Non-Linear Strong Data-Processing for Quantum Hockey-Stick Divergences
Theshani Nuradha, Ian George, Christoph Hirche
TL;DR
The work develops non-linear strong data-processing inequalities for the quantum hockey-stick divergence, proving that certain noisy channels satisfy a non-linear contraction bound that tightens classical linear SDPI. It introduces F_\gamma curves to analyze channel composition, establishes mixing-time bounds that can be finite under non-linear contraction, and connects these results to stronger privacy guarantees under sequential private quantum channels via quantum local differential privacy. In addition, the authors derive reverse Pinsker-type inequalities relating hockey-stick divergences to a broad class of f-divergences and provide practical criteria for containment in B^{\gamma,\delta} and implications for privacy composition. Overall, the results yield tighter information-processing guarantees and have direct applications to quantum privacy, channel mixing, and the analysis of sequential quantum operations.
Abstract
Data-processing is a desired property of classical and quantum divergences and information measures. In information theory, the contraction coefficient measures how much the distinguishability of quantum states decreases when they are transmitted through a quantum channel, establishing linear strong data-processing inequalities (SDPI).
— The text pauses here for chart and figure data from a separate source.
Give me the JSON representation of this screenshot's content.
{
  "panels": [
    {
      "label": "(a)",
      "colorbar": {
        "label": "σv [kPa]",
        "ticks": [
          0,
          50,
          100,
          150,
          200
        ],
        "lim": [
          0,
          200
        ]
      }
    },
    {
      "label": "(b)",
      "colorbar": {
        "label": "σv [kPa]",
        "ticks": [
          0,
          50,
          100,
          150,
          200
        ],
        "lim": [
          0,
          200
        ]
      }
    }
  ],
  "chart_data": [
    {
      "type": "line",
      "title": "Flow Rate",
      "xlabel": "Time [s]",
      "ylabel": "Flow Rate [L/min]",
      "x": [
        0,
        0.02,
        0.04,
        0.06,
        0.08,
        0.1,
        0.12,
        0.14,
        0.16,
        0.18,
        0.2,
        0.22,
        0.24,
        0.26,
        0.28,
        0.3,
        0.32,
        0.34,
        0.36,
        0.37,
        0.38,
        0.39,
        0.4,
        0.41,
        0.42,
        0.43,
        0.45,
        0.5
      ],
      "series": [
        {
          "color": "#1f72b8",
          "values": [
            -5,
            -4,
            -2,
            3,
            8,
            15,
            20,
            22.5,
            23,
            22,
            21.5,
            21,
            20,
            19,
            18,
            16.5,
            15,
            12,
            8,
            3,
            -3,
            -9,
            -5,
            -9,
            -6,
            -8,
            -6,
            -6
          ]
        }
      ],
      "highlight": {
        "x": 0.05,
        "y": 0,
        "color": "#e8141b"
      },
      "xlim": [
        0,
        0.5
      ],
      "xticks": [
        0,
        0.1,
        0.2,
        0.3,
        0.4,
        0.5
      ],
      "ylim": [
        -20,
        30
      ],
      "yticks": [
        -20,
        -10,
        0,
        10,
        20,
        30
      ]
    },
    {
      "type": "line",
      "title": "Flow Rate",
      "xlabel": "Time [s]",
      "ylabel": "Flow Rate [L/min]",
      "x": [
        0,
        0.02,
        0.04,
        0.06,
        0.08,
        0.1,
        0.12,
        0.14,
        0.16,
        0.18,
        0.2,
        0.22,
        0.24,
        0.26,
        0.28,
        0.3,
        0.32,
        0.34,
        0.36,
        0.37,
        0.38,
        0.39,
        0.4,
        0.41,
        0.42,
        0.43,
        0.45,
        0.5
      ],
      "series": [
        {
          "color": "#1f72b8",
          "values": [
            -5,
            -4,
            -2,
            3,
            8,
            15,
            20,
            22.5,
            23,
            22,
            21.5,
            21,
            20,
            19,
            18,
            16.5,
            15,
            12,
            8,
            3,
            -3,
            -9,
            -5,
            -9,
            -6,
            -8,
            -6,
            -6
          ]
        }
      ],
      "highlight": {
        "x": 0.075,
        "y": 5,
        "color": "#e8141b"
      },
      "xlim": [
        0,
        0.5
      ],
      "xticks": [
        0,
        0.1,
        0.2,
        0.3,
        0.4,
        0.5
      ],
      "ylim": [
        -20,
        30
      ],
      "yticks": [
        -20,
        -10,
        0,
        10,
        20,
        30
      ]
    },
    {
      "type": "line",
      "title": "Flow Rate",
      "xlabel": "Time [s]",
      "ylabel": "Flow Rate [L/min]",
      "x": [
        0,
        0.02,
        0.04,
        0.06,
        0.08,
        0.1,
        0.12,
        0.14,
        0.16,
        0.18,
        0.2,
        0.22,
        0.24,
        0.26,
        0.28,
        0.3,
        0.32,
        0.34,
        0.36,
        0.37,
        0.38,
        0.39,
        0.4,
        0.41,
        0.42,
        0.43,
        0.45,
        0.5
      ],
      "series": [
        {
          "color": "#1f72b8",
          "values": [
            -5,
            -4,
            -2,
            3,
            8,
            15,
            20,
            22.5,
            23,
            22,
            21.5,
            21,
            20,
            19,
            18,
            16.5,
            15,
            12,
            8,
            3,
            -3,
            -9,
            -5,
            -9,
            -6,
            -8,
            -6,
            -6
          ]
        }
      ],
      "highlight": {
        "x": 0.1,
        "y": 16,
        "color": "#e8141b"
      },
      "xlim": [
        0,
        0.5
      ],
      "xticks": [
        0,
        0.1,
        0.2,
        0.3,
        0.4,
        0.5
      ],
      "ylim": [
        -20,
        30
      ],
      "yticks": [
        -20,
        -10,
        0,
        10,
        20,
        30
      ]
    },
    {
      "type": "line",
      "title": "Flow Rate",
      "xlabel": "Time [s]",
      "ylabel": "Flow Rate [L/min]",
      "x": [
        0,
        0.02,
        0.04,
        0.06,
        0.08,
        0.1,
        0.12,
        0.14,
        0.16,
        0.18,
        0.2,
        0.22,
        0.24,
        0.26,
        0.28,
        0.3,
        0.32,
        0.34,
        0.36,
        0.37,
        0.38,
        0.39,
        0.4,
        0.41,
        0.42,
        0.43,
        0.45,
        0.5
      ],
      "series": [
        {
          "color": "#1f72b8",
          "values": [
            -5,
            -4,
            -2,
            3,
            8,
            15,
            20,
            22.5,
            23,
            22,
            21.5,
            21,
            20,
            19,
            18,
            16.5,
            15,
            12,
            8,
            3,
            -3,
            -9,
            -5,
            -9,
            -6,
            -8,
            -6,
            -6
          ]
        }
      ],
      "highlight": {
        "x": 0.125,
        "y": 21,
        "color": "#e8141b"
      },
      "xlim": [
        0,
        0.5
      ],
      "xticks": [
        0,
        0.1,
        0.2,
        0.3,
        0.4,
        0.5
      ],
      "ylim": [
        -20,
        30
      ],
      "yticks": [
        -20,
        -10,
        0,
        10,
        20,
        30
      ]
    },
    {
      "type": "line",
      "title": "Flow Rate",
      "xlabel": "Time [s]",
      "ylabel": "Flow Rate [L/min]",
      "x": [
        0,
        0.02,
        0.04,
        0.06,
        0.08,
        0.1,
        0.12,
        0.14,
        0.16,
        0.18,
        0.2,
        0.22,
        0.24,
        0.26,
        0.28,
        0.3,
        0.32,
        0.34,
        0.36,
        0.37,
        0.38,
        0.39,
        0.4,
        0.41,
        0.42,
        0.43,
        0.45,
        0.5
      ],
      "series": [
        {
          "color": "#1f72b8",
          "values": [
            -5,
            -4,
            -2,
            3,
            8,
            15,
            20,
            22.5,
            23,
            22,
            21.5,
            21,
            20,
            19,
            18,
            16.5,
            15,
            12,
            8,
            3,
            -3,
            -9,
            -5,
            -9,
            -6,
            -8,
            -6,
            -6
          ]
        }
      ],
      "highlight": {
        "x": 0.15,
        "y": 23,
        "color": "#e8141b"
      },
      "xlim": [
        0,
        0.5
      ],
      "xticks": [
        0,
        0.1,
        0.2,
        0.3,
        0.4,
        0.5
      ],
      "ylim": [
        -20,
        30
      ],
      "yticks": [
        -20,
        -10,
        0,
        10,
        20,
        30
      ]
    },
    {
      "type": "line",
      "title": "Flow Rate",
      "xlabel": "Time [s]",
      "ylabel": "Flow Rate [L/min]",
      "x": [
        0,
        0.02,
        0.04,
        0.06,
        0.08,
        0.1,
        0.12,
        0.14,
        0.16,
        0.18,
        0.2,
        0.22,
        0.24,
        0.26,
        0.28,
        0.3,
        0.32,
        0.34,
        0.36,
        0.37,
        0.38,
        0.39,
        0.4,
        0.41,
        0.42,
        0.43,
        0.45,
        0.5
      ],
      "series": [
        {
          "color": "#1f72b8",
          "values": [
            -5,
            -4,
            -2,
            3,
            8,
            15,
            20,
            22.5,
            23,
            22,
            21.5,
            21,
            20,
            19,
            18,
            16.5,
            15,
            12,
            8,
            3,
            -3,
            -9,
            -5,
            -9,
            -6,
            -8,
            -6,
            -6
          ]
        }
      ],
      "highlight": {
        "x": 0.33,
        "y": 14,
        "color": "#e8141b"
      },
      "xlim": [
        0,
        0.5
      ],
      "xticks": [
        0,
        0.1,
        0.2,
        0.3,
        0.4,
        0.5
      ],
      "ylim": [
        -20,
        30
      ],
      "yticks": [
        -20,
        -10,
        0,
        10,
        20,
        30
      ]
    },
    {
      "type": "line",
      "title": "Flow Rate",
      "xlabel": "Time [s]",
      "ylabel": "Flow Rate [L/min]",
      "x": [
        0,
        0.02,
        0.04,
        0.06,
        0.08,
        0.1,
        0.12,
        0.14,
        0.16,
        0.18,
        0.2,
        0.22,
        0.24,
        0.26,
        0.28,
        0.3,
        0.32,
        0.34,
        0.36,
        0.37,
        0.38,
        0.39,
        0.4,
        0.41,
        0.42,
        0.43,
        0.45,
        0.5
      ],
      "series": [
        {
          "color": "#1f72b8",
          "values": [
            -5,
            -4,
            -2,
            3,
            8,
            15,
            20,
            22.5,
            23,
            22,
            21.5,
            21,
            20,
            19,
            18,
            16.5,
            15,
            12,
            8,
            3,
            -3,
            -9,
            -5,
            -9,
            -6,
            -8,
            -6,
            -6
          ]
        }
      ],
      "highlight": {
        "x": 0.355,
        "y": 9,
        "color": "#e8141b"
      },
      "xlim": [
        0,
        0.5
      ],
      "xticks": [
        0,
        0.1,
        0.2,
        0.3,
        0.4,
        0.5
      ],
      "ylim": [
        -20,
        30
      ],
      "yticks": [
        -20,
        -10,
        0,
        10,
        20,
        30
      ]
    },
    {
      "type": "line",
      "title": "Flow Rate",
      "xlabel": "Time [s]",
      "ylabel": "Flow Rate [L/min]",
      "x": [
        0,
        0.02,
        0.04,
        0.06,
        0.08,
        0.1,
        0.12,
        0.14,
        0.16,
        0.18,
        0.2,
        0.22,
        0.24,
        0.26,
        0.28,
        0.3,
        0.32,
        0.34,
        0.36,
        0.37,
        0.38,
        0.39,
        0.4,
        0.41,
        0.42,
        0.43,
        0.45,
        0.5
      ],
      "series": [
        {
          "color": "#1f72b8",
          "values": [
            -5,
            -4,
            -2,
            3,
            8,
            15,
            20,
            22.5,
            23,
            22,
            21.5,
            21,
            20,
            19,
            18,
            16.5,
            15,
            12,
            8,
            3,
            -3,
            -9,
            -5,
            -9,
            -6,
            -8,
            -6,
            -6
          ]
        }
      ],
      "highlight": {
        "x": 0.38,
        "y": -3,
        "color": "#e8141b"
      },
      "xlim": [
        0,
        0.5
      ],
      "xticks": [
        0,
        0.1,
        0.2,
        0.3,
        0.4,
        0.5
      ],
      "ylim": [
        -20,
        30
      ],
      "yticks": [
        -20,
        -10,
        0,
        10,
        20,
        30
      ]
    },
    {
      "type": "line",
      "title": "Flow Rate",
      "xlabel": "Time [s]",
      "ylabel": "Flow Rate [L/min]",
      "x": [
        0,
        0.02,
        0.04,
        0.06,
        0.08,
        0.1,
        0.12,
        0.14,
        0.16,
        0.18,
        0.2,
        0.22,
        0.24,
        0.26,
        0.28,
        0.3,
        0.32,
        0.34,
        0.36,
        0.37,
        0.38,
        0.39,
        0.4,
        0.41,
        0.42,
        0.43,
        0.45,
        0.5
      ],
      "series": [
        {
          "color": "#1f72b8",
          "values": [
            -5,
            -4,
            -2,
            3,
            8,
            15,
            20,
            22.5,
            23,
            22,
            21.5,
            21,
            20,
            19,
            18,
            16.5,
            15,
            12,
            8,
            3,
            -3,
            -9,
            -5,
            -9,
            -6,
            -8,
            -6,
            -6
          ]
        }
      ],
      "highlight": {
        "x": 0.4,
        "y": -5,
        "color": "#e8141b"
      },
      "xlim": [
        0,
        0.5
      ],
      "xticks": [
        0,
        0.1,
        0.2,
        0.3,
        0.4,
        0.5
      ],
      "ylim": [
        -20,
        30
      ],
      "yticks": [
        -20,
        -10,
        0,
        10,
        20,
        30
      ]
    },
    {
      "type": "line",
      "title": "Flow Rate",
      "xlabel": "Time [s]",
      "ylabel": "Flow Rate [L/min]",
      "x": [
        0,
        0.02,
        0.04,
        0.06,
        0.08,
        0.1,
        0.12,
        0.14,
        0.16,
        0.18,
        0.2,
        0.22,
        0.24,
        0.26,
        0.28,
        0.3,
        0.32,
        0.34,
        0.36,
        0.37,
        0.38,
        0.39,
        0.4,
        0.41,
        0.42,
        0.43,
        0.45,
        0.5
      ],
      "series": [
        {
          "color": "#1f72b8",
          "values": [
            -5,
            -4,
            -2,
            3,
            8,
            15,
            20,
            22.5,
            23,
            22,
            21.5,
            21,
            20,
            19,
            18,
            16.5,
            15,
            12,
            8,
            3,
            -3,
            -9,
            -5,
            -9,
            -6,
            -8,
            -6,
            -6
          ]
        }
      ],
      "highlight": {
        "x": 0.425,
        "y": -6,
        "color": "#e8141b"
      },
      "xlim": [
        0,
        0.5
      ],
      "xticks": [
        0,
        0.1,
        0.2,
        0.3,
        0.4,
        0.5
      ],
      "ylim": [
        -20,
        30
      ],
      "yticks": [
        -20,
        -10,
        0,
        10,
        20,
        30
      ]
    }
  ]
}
However, these linear SDPI are not always tight and can be improved in most of the cases. In this work, we establish non-linear SDPI for quantum hockey-stick divergence for noisy channels that satisfy a certain noise criterion. We also note that our results improve upon existing linear SDPI for quantum hockey-stick divergences and also non-linear SDPI for classical hockey-stick divergence. We define $F_γ$ curves generalizing Dobrushin curves for the quantum setting while characterizing SDPI for the sequential composition of heterogeneous channels. In addition, we derive reverse-Pinsker type inequalities for $f$-divergences with additional constraints on hockey-stick divergences. We show that these non-linear SDPI can establish tighter finite mixing times that cannot be achieved through linear SDPI. Furthermore, we find applications of these in establishing stronger privacy guarantees for the composition of sequential private quantum channels when privacy is quantified by quantum local differential privacy.